This research study addresses whether the implementation of a discovery service impacts usage of publisher-hosted journal content. A great many academic libraries around the world have implemented discovery services in the past half-decade as a way of helping their users find information in a way that makes more sense to people who have been raised on single search box technology like Google. Searching across multiple resources at once makes it much easier to find information, especially for students who might not understand the difference between an article index and a library catalog, and even for more experienced researchers who may not know the best subject-specific resource for locating articles. With the growth of interdisciplinary research, discovery services make it easier to gather information from a variety of disciplinary viewpoints at once. Usage of discovery systems has forced a paradigm shift in how our users find information, and yet we have not looked very carefully at the impact of that shift on the resulting content they are finding and using. With the notable exception of the recent UKSG/Jisc study1, prior studies of the impact of discovery system implementation have either used only descriptive statistics or anecdotal evidence and have focused entirely on the experience of an individual institution. This study assesses the impact of discovery systems on a large scale: across multiple institutions, multiple publishers, and multiple discovery services.
In this first phase of a multi-part study, we investigate the impact these services have on publisher-hosted journal content only. Obviously, the information at the heart of this phase of the study is one small part of all information accessible through discovery systems and available to our students and faculty. Furthermore, of this subset, the sample we built for this phase of the study is only six publishers, albeit six significant publishers of academic information, including several very large ones (see Figure 1). To date, we have not included usage of the same journals through aggregated databases or packages, and we have not explored discovery system effects on other types of information, such as e-book or print book or print journal usage. In addition, this phase of the study explores whether discovery services have an effect on the usage of online journals, not why any effects might exist. After gaining a better understanding of the nature of these effects, we plan to address some of their potential causes with further research.
A few assumptions underlie our study: during the period of the study, we assume that most institutions retained a relatively stable user base. This in turn allows us to assume that the total search effort should stay roughly the same year after year. It is obviously going to fluctuate a little bit, but it is not going to rise or fall dramatically unless the user population or perhaps the curriculum changes in some radical way, neither of which is likely at most institutions. Discovery services should draw users away from other search tools, such as the abstracting and indexing tools and the OPAC, which alters the overall productivity of searches, and therefore researchers are going to find different types of information.
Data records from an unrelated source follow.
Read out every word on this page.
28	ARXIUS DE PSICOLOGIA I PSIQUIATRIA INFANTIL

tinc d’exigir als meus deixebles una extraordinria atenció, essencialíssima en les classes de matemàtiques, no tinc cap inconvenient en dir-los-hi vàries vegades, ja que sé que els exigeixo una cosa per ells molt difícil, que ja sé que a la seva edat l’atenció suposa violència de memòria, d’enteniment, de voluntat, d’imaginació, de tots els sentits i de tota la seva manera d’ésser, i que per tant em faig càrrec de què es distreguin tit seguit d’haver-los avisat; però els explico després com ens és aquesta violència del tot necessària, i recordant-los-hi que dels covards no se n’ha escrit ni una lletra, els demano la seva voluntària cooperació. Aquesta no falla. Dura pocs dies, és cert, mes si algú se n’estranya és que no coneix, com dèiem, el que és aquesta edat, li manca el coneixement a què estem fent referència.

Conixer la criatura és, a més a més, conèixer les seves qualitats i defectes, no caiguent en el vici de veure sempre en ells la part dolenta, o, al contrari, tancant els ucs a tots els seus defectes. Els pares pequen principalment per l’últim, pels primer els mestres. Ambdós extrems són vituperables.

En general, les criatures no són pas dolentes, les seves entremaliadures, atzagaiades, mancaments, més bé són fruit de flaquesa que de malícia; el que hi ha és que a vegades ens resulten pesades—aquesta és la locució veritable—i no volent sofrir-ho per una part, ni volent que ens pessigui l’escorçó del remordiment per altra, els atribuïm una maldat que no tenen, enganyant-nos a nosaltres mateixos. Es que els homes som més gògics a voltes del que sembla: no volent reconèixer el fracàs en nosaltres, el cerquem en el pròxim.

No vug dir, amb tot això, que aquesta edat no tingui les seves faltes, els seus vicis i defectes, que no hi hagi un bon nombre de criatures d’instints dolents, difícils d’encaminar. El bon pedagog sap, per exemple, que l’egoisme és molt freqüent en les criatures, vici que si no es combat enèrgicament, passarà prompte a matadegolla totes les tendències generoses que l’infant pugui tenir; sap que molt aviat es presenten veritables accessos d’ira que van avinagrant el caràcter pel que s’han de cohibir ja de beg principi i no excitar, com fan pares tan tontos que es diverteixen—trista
Based on this, we assume that discovery services have some sort of effect on what people find and how.
Our study analyzes the four major web-scale discovery services, including EBSCO Discovery Service (EDS), ExLibris Primo, Serials Solutions (now ProQuest) Summon, and OCLC's WorldCat Local (WCL). The data set consists of 33 institutions, six each using one of the four discovery tools, and an additional nine libraries serving as a no discovery system control group allowing us to account for background growth in journal usage over time. We contacted each of these libraries and gathered information including the implementation date (the month and the year), location of the search box, and level of marketing or PR about the new service. Twenty-eight libraries from the US were included, two from Canada, and one each from the UK, Australia and New Zealand. The institutions ranged from large ARL libraries to smaller state-supported institutions or liberal arts colleges. The average library size was 1.1 million volumes, as determined by WorldCat holdings, ranging from a high of 2.6 million to just under 300,000.
All of the Primo, Summon and EDS libraries implemented their discovery service in 2011 while the libraries using WorldCat implemented it between 2010 and 2012. The study includes 9,206 unique journal titles from those six publishers held at one or more of the 33 institutions. Our final number of usable library-journal usage change combinations included over 163,000 observations. Library-journal usage change observations that lacked a full 24 months of usage in the COUNTER reports were excluded, as were observations that fell three or more standard deviations above or below the mean of the data set. This treatment of outliers is standard in statistics and resulted in only 332 observations that had a full range of 24 months of usage being removed, or 0.2% of all observations. These outliers may be explained by usage security breaches, systematic downloading of journal articles, and/or usage recording glitches, which are consistent with the observation that they tended to be more common in some institutions (and institution-publisher combinations) than others.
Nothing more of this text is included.